Taraxasterol is a pentacyclic triterpene compound (molecular formula C30H50O, molecular weight ~426.72 g/mol), not a macronutrient or micronutrient in the conventional dietary sense. It is a bioactive phytosterol found primarily in Taraxacum officinale (dandelion) and related Asteraceae family plants. Concentration in dandelion root extract ranges approximately 0.01–0.1% of dry weight, with higher concentrations in root vs. leaf tissue. As a triterpene alcohol, it contains no protein, carbohydrate, or fiber content intrinsically. It is lipophilic in nature, meaning bioavailability is enhanced when consumed with dietary fats; aqueous solubility is low (<1 mg/mL). Absorption is presumed to follow passive diffusion pathways typical of triterpenoids, with first-pass hepatic metabolism likely reducing systemic bioavailability, though precise human pharmacokinetic data (Cmax, Tmax, half-life) are not yet established in published clinical literature. It co-occurs in plant sources alongside related triterpenes such as taraxerol, lupeol, and beta-amyrin. No caloric contribution is assigned in nutritional contexts.
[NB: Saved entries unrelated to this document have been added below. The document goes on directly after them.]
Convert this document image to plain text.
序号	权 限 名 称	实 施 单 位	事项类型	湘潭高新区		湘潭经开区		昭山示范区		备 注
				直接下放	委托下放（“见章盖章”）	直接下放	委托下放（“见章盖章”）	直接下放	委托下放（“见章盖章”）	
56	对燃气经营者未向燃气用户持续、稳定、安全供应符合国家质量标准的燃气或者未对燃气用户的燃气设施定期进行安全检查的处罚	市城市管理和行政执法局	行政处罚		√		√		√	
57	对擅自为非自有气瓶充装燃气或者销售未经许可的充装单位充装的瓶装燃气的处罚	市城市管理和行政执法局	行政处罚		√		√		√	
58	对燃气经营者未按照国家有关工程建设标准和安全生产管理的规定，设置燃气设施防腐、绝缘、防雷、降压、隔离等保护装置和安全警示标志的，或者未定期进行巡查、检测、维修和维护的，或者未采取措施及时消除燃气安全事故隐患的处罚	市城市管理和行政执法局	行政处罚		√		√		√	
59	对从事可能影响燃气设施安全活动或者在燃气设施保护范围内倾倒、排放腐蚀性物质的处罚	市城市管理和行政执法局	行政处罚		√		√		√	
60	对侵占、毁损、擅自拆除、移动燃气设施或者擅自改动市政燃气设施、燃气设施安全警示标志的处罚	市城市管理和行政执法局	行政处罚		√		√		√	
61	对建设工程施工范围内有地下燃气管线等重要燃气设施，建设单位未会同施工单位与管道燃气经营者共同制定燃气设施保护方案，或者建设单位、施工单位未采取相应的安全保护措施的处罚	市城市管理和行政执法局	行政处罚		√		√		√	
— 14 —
Standardized extracts in research settings typically use concentrations of 10–50 µg/mL for in vitro bioactivity assays.

Preparation & Dosage

No clinically studied dosage ranges or standardized extract concentrations were provided in the research. Laboratory solubility data shows taraxasterol dissolves in ethanol at 5.5 mg/mL and in DMSO at 1 mg/mL, but these are not clinical dosing recommendations. Consult a healthcare provider before starting any new supplement.

Synergy & Pairings

Other dandelion compounds, anti-inflammatory herbs, triterpenoids, pentacyclic compounds

Safety & Interactions

No formal human safety studies, toxicology trials, or established safe dosage ranges exist specifically for isolated taraxasterol supplementation. Individuals allergic to plants in the Asteraceae/Compositae family (ragweed, chrysanthemums, marigolds) should exercise caution, as taraxasterol is derived from dandelion, a member of this family. Theoretical interactions with anticoagulant drugs (e.g., warfarin) and diuretics are possible given dandelion's known pharmacological profile, though these have not been documented for isolated taraxasterol specifically. Pregnant and breastfeeding women should avoid isolated taraxasterol supplements due to a complete absence of safety data in these populations.